Over the past two weeks, shares of Valeant Pharmaceuticals Intl Inc (NYSE:VRX) took a steep decline over concerns of price gouging that was recently expressed by Presidential hopeful Senator Bernie Sanders. In his plea for a subpoena of Valeant Sen. Sanders would like to see all communication regarding the price hikes and the reasons behind them. Look no further Senator — Citron has done the work.

Before reading on, Citron would like to express one clear thought to the reader. The Valeant business model is broken and will fall under its own weight. Any kind of government intervention just expedites the inevitable.

Investors, Politicians, and Concerned Citizens must note that Valeant raised the prices on the two key heart drugs in question the very next day after they acquired them … just to cover up for a bad quarter.
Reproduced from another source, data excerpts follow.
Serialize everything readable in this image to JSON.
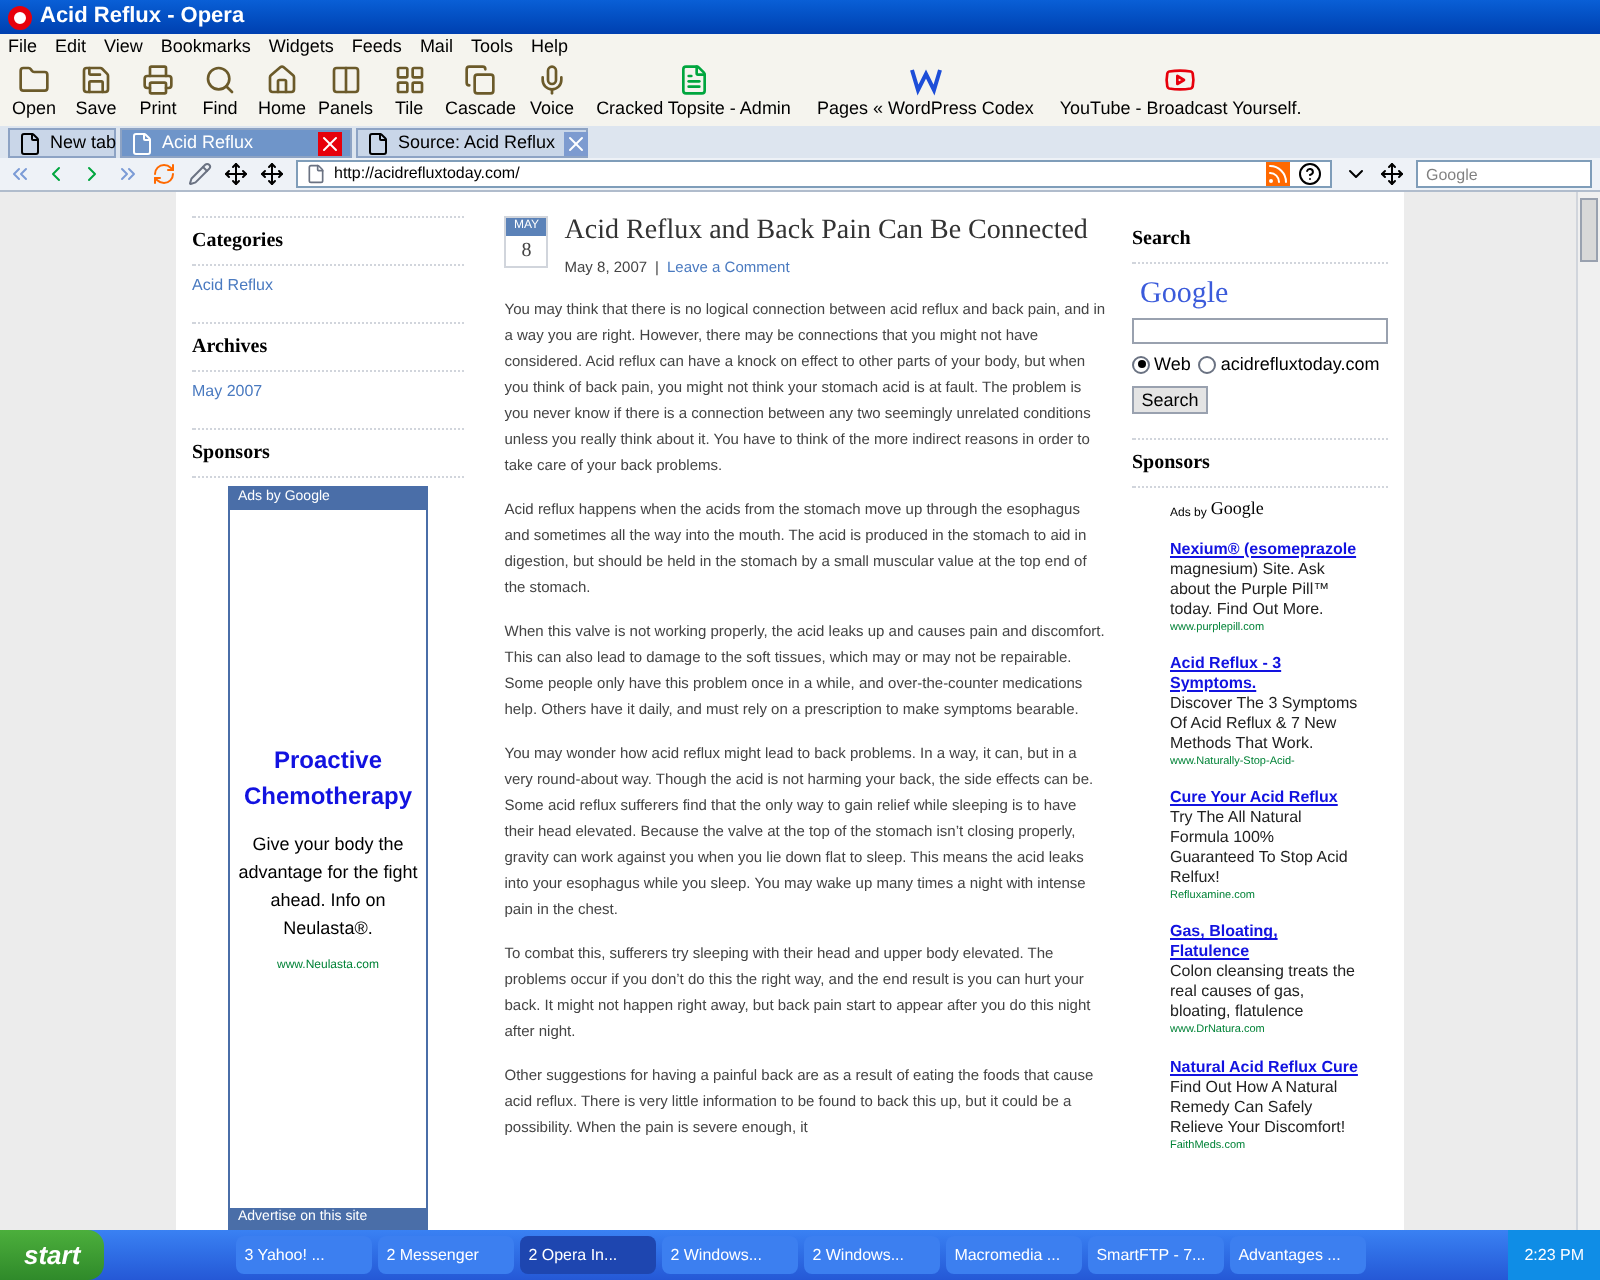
{
  "window": {
    "title": "Acid Reflux - Opera"
  },
  "menu": [
    "File",
    "Edit",
    "View",
    "Bookmarks",
    "Widgets",
    "Feeds",
    "Mail",
    "Tools",
    "Help"
  ],
  "toolbar": [
    {
      "label": "Open",
      "kind": "folder"
    },
    {
      "label": "Save",
      "kind": "save"
    },
    {
      "label": "Print",
      "kind": "print"
    },
    {
      "label": "Find",
      "kind": "find"
    },
    {
      "label": "Home",
      "kind": "home"
    },
    {
      "label": "Panels",
      "kind": "panels"
    },
    {
      "label": "Tile",
      "kind": "tile"
    },
    {
      "label": "Cascade",
      "kind": "cascade"
    },
    {
      "label": "Voice",
      "kind": "voice"
    }
  ],
  "bookmarks": [
    {
      "label": "Cracked Topsite - Admin",
      "kind": "page"
    },
    {
      "label": "Pages « WordPress Codex",
      "kind": "wordpress"
    },
    {
      "label": "YouTube - Broadcast Yourself.",
      "kind": "video"
    }
  ],
  "tabs": [
    {
      "label": "New tab",
      "selected": false,
      "closable": false
    },
    {
      "label": "Acid Reflux",
      "selected": true,
      "closable": true
    },
    {
      "label": "Source:  Acid Reflux",
      "selected": false,
      "closable": true
    }
  ],
  "address": {
    "url": "http://acidrefluxtoday.com/",
    "search_placeholder": "Google"
  },
  "left_sidebar": {
    "sections": [
      {
        "heading": "Categories",
        "links": [
          "Acid Reflux"
        ]
      },
      {
        "heading": "Archives",
        "links": [
          "May 2007"
        ]
      },
      {
        "heading": "Sponsors"
      }
    ],
    "ad": {
      "header": "Ads by Google",
      "title": "Proactive Chemotherapy",
      "body": "Give your body the advantage for the fight ahead. Info on Neulasta®.",
      "url": "www.Neulasta.com",
      "footer": "Advertise on this site"
    }
  },
  "post": {
    "month": "MAY",
    "day": "8",
    "title": "Acid Reflux and Back Pain Can Be Connected",
    "date": "May 8, 2007",
    "separator": "|",
    "comment_link": "Leave a Comment",
    "paragraphs": [
      "You may think that there is no logical connection between acid reflux and back pain, and in a way you are right. However, there may be connections that you might not have considered. Acid reflux can have a knock on effect to other parts of your body, but when you think of back pain, you might not think your stomach acid is at fault. The problem is you never know if there is a connection between any two seemingly unrelated conditions unless you really think about it. You have to think of the more indirect reasons in order to take care of your back problems.",
      "Acid reflux happens when the acids from the stomach move up through the esophagus and sometimes all the way into the mouth. The acid is produced in the stomach to aid in digestion, but should be held in the stomach by a small muscular value at the top end of the stomach.",
      "When this valve is not working properly, the acid leaks up and causes pain and discomfort. This can also lead to damage to the soft tissues, which may or may not be repairable. Some people only have this problem once in a while, and over-the-counter medications help. Others have it daily, and must rely on a prescription to make symptoms bearable.",
      "You may wonder how acid reflux might lead to back problems. In a way, it can, but in a very round-about way. Though the acid is not harming your back, the side effects can be. Some acid reflux sufferers find that the only way to gain relief while sleeping is to have their head elevated. Because the valve at the top of the stomach isn’t closing properly, gravity can work against you when you lie down flat to sleep. This means the acid leaks into your esophagus while you sleep. You may wake up many times a night with intense pain in the chest.",
      "To combat this, sufferers try sleeping with their head and upper body elevated. The problems occur if you don’t do this the right way, and the end result is you can hurt your back. It might not happen right away, but back pain start to appear after you do this night after night.",
      "Other suggestions for having a painful back are as a result of eating the foods that cause acid reflux. There is very little information to be found to back this up, but it could be a possibility. When the pain is severe enough, it"
    ]
  },
  "right_sidebar": {
    "search_heading": "Search",
    "logo": "Google",
    "options": [
      {
        "label": "Web",
        "selected": true
      },
      {
        "label": "acidrefluxtoday.com",
        "selected": false
      }
    ],
    "button": "Search",
    "sponsors_heading": "Sponsors",
    "ads_by": "Ads by",
    "ads_logo": "Google",
    "ads": [
      {
        "title": "Nexium® (esomeprazole",
        "body": "magnesium) Site. Ask about the Purple Pill™ today. Find Out More.",
        "url": "www.purplepill.com"
      },
      {
        "title": "Acid Reflux - 3 Symptoms.",
        "body": "Discover The 3 Symptoms Of Acid Reflux & 7 New Methods That Work.",
        "url": "www.Naturally-Stop-Acid-"
      },
      {
        "title": "Cure Your Acid Reflux",
        "body": "Try The All Natural Formula 100% Guaranteed To Stop Acid Relfux!",
        "url": "Refluxamine.com"
      },
      {
        "title": "Gas, Bloating, Flatulence",
        "body": "Colon cleansing treats the real causes of gas, bloating, flatulence",
        "url": "www.DrNatura.com"
      },
      {
        "title": "Natural Acid Reflux Cure",
        "body": "Find Out How A Natural Remedy Can Safely Relieve Your Discomfort!",
        "url": "FaithMeds.com"
      }
    ]
  },
  "taskbar": {
    "start": "start",
    "items": [
      {
        "label": "3 Yahoo! ...",
        "selected": false
      },
      {
        "label": "2 Messenger",
        "selected": false
      },
      {
        "label": "2 Opera In...",
        "selected": true
      },
      {
        "label": "2 Windows...",
        "selected": false
      },
      {
        "label": "2 Windows...",
        "selected": false
      },
      {
        "label": "Macromedia ...",
        "selected": false
      },
      {
        "label": "SmartFTP - 7...",
        "selected": false
      },
      {
        "label": "Advantages ...",
        "selected": false
      }
    ],
    "clock": "2:23 PM"
  }
}
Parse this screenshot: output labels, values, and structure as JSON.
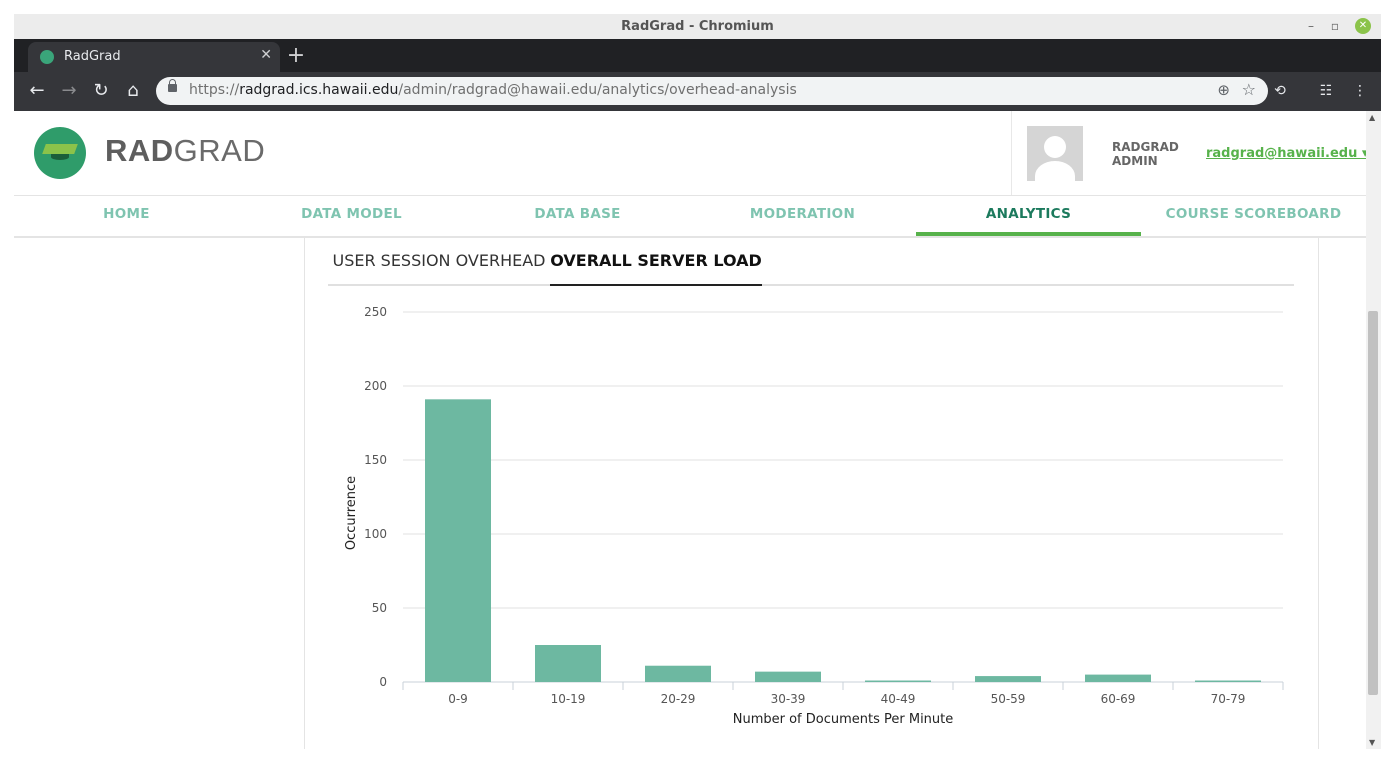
{
  "window": {
    "title": "RadGrad - Chromium"
  },
  "browser": {
    "tab_title": "RadGrad",
    "url_prefix": "https://",
    "url_host": "radgrad.ics.hawaii.edu",
    "url_path": "/admin/radgrad@hawaii.edu/analytics/overhead-analysis"
  },
  "header": {
    "brand_bold": "RAD",
    "brand_rest": "GRAD",
    "user_name": "RADGRAD ADMIN",
    "user_email": "radgrad@hawaii.edu ▾"
  },
  "nav": {
    "items": [
      {
        "label": "HOME"
      },
      {
        "label": "DATA MODEL"
      },
      {
        "label": "DATA BASE"
      },
      {
        "label": "MODERATION"
      },
      {
        "label": "ANALYTICS"
      },
      {
        "label": "COURSE SCOREBOARD"
      }
    ],
    "active": "ANALYTICS"
  },
  "subtabs": {
    "items": [
      {
        "label": "USER SESSION OVERHEAD"
      },
      {
        "label": "OVERALL SERVER LOAD"
      }
    ],
    "active": "OVERALL SERVER LOAD"
  },
  "colors": {
    "accent": "#57b24b",
    "bar": "#6db8a1",
    "brand_dark": "#1c7a5d"
  },
  "chart_data": {
    "type": "bar",
    "categories": [
      "0-9",
      "10-19",
      "20-29",
      "30-39",
      "40-49",
      "50-59",
      "60-69",
      "70-79"
    ],
    "values": [
      191,
      25,
      11,
      7,
      1,
      4,
      5,
      1
    ],
    "xlabel": "Number of Documents Per Minute",
    "ylabel": "Occurrence",
    "ylim": [
      0,
      250
    ],
    "yticks": [
      0,
      50,
      100,
      150,
      200,
      250
    ],
    "grid": true
  }
}
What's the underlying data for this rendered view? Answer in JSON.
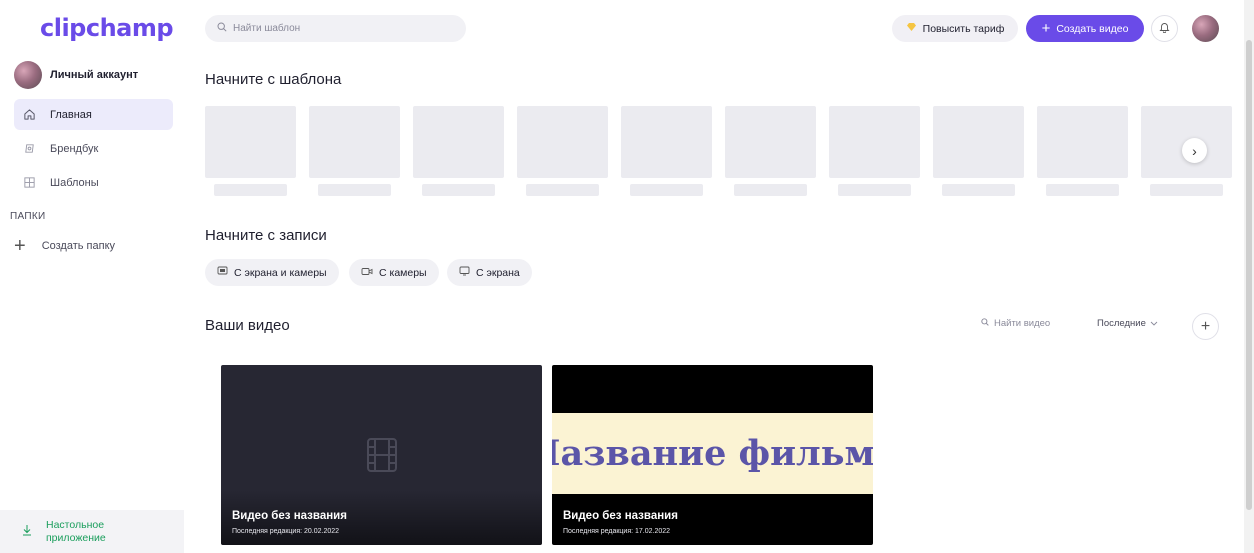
{
  "app": {
    "logo": "clipchamp"
  },
  "sidebar": {
    "account_name": "Личный аккаунт",
    "items": [
      {
        "label": "Главная",
        "icon": "home-icon",
        "active": true
      },
      {
        "label": "Брендбук",
        "icon": "brand-icon",
        "active": false
      },
      {
        "label": "Шаблоны",
        "icon": "templates-icon",
        "active": false
      }
    ],
    "folders_title": "ПАПКИ",
    "create_folder": "Создать папку",
    "desktop_app": "Настольное приложение"
  },
  "topbar": {
    "search_placeholder": "Найти шаблон",
    "upgrade_label": "Повысить тариф",
    "create_video_label": "Создать видео"
  },
  "templates": {
    "title": "Начните с шаблона",
    "count": 10
  },
  "recording": {
    "title": "Начните с записи",
    "options": [
      {
        "label": "С экрана и камеры",
        "icon": "screen-camera-icon"
      },
      {
        "label": "С камеры",
        "icon": "camera-icon"
      },
      {
        "label": "С экрана",
        "icon": "screen-icon"
      }
    ]
  },
  "videos": {
    "title": "Ваши видео",
    "search_placeholder": "Найти видео",
    "sort_label": "Последние",
    "items": [
      {
        "name": "Видео без названия",
        "date": "Последняя редакция: 20.02.2022",
        "thumbnail": "film-placeholder"
      },
      {
        "name": "Видео без названия",
        "date": "Последняя редакция: 17.02.2022",
        "thumbnail_text": "Название фильма"
      }
    ]
  },
  "colors": {
    "accent": "#6a4be8",
    "active_nav_bg": "#ecebfb",
    "desktop_link": "#1a9e5c"
  }
}
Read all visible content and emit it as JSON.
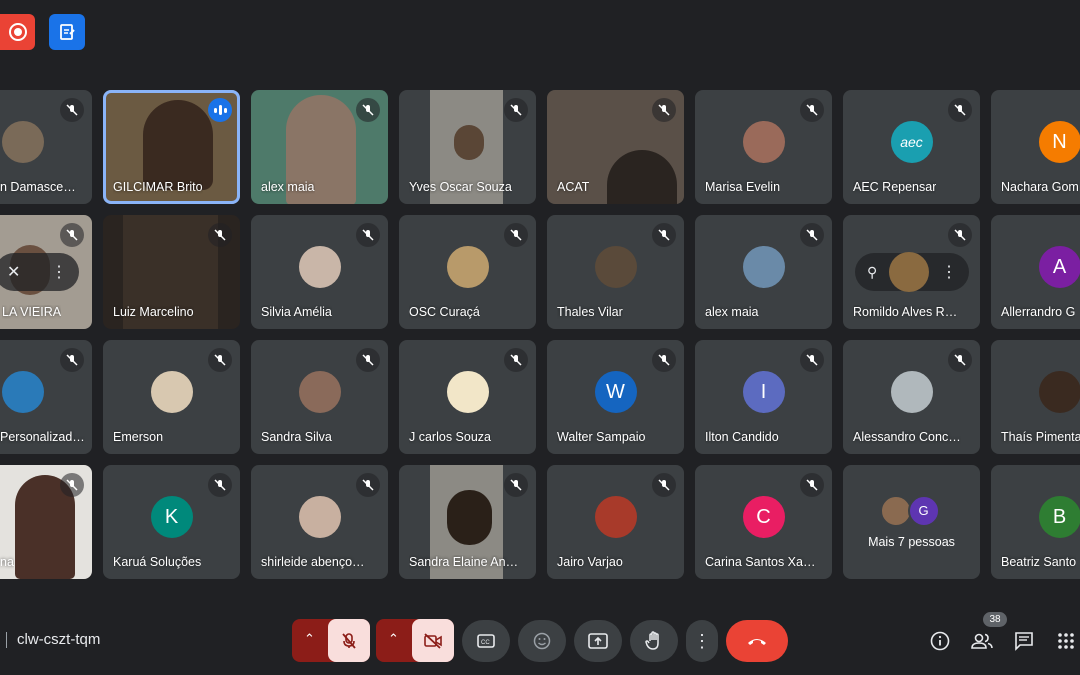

Here’s the proof — all done without wasting taxpayer money on a hearing.

We can tell you all with impunity what the Valeant CEO to CFO email about Q1 2015 said..

On February 10, 2015, Valeant closed on its acquisition of Marathon’s drug assets, including Isuprel & Nitropress.

That same day Valeant increased the price of Isuprel by 525% and Nitropress by 212%.

CEO Pearson even admitted on the Q1 conference call that the price hikes were implemented immediately. Pearson:

…in terms of the price increases, on the two products you mentioned [Isuprel & Nitropress], the company that sold to us [Marathon] had done some pricing work and had identified the opportunities. They had a consultant come in. Those happened immediately…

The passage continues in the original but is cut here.